Now with that said, some of the regulation in the section 201 is legal. For example, the regulation of a sports arena which hosts teams from another state falls under the commerce clause - the exclusion of a team or their fans from a local site affects interstate commerce. The regulation of inns along the interstate highway system falls under the commerce clause - the purpose of those inns is to support interstate commerce, how could they support interstate commerce if they refused service to some customers trying to affect the same?

Section 202 of Title II to the Civil Rights Act does exactly what was really needed. This section specifically tells each state they cannot have a law which restricts access to anyone on the basis of color, race, etc. This restatement of the Fourteenth Amendment was needed in the Act.

To clarify the viewpoint of this article: Congress has the right under the commerce clause to regulate commerce among the states. This does include the regulation of how a business conducts intrastate commerce. Each state has the right to regulate the commerce inside its borders. This does not include the regulation which violates the Fourteenth Amendment, such as the Jim Crow laws, or "separate but equal." Each business should have the right to say who they will cater to including the refusal of service to a group or groups of people they don't like. Now while this standpoint might be reprehensible, it is a basic tenet of free speech and the power of the consumer. It is worse to stifle speech which one does not like than to be subject to the same. When you go into most businesses do you not see signs both in English and Spanish? Why is that? That's because there is a large consumer group with buying power that does not speak English, only Spanish. To tap that money, why not put signs in both languages if you want to cater to both groups? So how long do you think a business would survive in this day and age if it excluded a group based on race, color, national origin, etc?
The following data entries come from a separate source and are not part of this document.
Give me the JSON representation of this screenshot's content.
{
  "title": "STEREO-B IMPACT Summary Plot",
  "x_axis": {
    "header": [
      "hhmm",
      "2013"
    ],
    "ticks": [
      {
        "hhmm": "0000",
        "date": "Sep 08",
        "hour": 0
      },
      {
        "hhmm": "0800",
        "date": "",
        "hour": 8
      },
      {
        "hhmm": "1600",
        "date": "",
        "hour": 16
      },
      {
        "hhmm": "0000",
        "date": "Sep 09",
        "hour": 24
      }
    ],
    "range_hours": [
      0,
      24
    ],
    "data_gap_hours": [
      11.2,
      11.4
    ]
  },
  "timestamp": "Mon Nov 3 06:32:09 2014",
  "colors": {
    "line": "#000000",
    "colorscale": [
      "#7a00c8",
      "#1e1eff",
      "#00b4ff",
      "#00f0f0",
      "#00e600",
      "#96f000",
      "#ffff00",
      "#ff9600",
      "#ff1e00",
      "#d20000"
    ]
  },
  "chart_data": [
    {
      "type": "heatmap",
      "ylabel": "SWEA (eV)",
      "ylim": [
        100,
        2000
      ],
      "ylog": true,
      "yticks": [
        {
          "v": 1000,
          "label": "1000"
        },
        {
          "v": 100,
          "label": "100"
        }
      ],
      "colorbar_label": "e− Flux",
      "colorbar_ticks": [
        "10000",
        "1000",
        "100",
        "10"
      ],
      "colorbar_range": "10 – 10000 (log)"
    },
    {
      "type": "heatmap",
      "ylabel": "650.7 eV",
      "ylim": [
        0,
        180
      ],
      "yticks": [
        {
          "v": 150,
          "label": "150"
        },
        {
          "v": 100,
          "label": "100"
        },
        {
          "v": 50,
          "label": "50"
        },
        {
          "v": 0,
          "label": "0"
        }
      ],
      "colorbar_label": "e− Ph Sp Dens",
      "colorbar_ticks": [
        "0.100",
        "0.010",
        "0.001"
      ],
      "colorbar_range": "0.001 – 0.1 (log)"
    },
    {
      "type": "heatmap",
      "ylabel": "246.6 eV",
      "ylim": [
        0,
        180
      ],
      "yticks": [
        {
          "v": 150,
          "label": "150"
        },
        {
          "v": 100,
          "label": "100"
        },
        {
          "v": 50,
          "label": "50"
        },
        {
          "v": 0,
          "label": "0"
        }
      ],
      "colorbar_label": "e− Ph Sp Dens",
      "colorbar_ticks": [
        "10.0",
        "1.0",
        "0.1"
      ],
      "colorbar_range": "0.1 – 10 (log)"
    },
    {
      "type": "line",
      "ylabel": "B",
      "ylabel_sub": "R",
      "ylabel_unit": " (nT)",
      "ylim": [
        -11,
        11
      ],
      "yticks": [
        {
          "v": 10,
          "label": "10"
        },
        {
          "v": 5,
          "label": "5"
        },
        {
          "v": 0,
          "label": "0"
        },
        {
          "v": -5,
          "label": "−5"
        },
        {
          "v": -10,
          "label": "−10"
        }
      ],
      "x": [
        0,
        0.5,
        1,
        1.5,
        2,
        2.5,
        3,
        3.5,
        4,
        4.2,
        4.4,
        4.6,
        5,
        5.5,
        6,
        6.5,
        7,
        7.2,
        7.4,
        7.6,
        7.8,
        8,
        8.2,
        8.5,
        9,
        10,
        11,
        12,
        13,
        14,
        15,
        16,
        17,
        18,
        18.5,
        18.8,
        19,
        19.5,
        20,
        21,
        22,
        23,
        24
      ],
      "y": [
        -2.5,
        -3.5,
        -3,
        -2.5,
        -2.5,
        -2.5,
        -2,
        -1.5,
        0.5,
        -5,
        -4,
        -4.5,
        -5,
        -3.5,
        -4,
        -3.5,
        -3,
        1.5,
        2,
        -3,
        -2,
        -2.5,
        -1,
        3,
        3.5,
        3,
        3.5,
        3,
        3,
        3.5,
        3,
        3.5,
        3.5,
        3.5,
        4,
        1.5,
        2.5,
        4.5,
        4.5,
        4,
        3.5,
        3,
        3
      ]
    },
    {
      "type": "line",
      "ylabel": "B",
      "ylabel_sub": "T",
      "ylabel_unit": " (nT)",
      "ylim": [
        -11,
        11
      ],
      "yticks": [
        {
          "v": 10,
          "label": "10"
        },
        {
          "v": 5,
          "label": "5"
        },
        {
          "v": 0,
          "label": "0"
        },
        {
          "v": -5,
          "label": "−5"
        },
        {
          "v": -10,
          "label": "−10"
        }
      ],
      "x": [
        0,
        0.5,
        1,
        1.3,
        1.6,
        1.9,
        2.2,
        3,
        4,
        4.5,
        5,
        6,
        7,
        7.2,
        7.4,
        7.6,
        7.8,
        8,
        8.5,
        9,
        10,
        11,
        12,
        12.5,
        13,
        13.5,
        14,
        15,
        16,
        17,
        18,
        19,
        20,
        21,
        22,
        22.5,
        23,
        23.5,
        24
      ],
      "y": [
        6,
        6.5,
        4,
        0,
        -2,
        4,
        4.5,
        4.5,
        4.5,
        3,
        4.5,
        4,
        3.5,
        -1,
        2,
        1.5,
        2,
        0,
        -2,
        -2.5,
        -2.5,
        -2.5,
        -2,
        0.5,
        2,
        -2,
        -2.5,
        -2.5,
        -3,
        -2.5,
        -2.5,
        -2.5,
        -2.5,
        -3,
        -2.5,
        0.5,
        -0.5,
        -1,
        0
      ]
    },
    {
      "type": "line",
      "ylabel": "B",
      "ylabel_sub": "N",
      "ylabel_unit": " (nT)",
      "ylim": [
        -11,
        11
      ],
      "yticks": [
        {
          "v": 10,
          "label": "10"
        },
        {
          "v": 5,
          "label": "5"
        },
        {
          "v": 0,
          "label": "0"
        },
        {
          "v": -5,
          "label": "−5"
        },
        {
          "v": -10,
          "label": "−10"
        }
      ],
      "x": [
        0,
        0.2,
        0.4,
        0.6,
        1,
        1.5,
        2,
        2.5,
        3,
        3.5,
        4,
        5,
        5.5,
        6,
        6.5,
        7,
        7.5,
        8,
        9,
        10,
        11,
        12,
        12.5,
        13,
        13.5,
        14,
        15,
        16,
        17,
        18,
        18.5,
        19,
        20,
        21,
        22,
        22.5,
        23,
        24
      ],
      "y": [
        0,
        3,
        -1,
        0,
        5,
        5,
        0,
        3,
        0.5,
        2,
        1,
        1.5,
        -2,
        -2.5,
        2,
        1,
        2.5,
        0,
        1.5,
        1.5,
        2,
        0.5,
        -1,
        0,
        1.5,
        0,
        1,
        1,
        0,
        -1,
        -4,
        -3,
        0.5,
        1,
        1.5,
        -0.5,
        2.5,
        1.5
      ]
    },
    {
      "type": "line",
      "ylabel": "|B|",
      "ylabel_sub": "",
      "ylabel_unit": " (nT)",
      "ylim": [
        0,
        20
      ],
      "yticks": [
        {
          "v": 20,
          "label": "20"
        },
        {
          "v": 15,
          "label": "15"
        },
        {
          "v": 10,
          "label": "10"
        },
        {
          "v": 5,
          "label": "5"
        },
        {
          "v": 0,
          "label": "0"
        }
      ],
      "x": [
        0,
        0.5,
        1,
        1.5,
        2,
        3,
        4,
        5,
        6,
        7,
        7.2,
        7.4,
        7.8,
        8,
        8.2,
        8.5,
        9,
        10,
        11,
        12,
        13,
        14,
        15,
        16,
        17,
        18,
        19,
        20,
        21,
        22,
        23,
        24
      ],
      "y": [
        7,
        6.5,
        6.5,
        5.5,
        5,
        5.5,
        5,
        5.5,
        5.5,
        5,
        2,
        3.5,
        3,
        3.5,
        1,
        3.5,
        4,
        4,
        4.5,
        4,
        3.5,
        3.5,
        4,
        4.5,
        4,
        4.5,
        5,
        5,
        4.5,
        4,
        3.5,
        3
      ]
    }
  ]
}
The Civil Rights Act of 1964, a great legal triumph which should be celebrated, is also, possibly, a good example of "the ends justify the means."

Mike

References:

Ourdocuments.gov. (n.d.) Transcipt of Civil Rights Act (1964). Retrieved 27 May 2010 from http://www.ourdocuments.gov/doc.php?flash=true&doc=97&page=transcript

Plessy v. Ferguson 163 U.S. 537 (1896). Retrieved 28 May 2010 from http://caselaw.lp.findlaw.com/scripts/getcase.pl?court=US&vol=163&invol=537

New World Encyclopedia. (2008). Jim crow laws. Retrieved 28 May 2010 from http://www.newworldencyclopedia.org/entry/Jim_Crow_laws

Thompson, K and Dan Balz. (2010). Rand Paul comments about civil rights stirs controversy. DC: The Washington Post. Retrieved 28 May 2010 from http://www.washingtonpost.com/wp-dyn/content/article/2010/05/20/AR2010052003500.html

Nash, G and others. (1990). The American people: creating a nation and a society Volume 2 since 1865. NY: HarperCollins.

Merriam-Webster's dictionary of law. (1996). MA: Merriam-Webster.